Débordements a plusieurs fois guetté les signes cinématographiques issus des mouvements sociaux, pendant Nuit Debout ici et , en soutien aux journalistes malmené·es et intimidé·es pendant les Gilets Jaunes ailleurs et en défendant de manière renouvelée ses positions critiques : « pas de combat qui ne soit déjà, par avance, immiscé dans un champ plus large de luttes ».
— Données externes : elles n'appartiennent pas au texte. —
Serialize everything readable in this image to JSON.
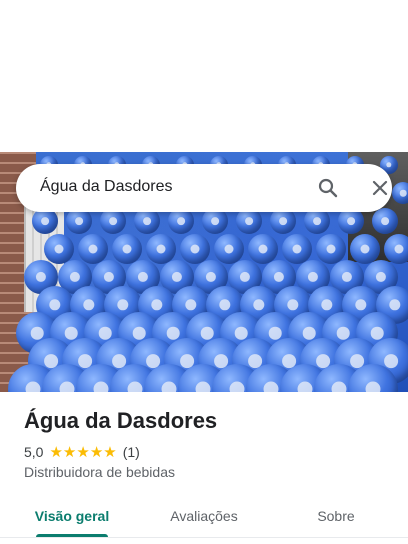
{
  "search": {
    "query": "Água da Dasdores",
    "search_icon": "search-icon",
    "close_icon": "close-icon"
  },
  "place": {
    "title": "Água da Dasdores",
    "rating": "5,0",
    "stars": 5,
    "review_count": "(1)",
    "category": "Distribuidora de bebidas"
  },
  "tabs": [
    {
      "label": "Visão geral",
      "active": true
    },
    {
      "label": "Avaliações",
      "active": false
    },
    {
      "label": "Sobre",
      "active": false
    }
  ],
  "colors": {
    "accent": "#0b7d6e",
    "star": "#fbbc04"
  }
}
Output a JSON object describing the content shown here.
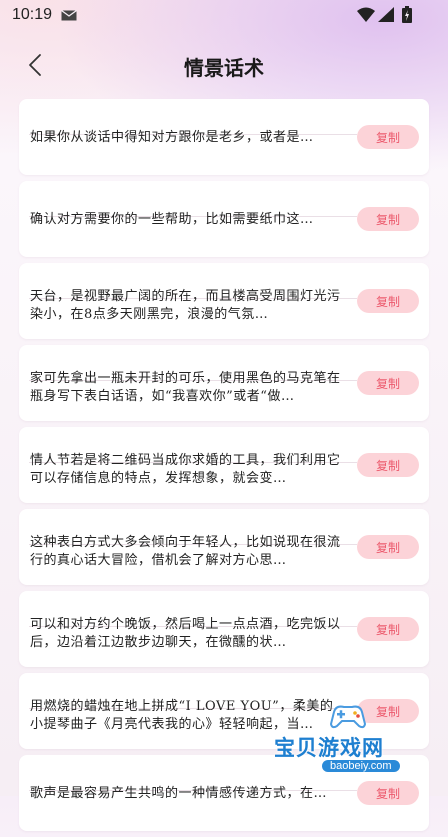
{
  "status_bar": {
    "time": "10:19"
  },
  "header": {
    "title": "情景话术"
  },
  "copy_label": "复制",
  "items": [
    {
      "text": "如果你从谈话中得知对方跟你是老乡，或者是…"
    },
    {
      "text": "确认对方需要你的一些帮助，比如需要纸巾这…"
    },
    {
      "text": "天台，是视野最广阔的所在，而且楼高受周围灯光污染小，在8点多天刚黑完，浪漫的气氛…"
    },
    {
      "text": "家可先拿出一瓶未开封的可乐，使用黑色的马克笔在瓶身写下表白话语，如“我喜欢你”或者“做…"
    },
    {
      "text": "情人节若是将二维码当成你求婚的工具，我们利用它可以存储信息的特点，发挥想象，就会变…"
    },
    {
      "text": "这种表白方式大多会倾向于年轻人，比如说现在很流行的真心话大冒险，借机会了解对方心思…"
    },
    {
      "text": "可以和对方约个晚饭，然后喝上一点点酒，吃完饭以后，边沿着江边散步边聊天，在微醺的状…"
    },
    {
      "text": "用燃烧的蜡烛在地上拼成“I LOVE YOU”，柔美的小提琴曲子《月亮代表我的心》轻轻响起，当…"
    },
    {
      "text": "歌声是最容易产生共鸣的一种情感传递方式，在…"
    }
  ],
  "watermark": {
    "name": "宝贝游戏网",
    "url": "baobeiy.com"
  }
}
La série de projections entamée depuis octobre de cette année au cinéma Le Saint-André-des-Arts ne s’excepte pas de cette attitude critique et attentive : elle fera place ce mercredi 1er décembre à un double-programme musical, composé du récent film de Nabil Djedouani Rock Against Police (2019), projeté en compagnie de 93 la belle rebelle (2011) de Jean-Pierre Thorn. Film hommage au mouvement du même nom, Rock Against Police (RAP), le film de Djedouani retrace les ardeurs et les luttes de ces concerts de protestation débutés en 1980 à l’égard des expulsions discrétionnaires et des violences policières perpétrées contre la jeunesse immigrée des banlieues. Plusieurs concerts-débats avaient su s’appuyer sur la « culture rock » revendicatrice de ces années-là pour articuler à l’esprit de révolte musical un fond révolutionnaire. Le film de Jean-Pierre Thorn, sous-titré « Histoire de la musique en banlieue » est sur la même longueur d’ondes, qui ne conçoit pas le récit de la créativité musicale de ses habitant·es sans la mise sur le devant de la scène de leurs revendications politiques.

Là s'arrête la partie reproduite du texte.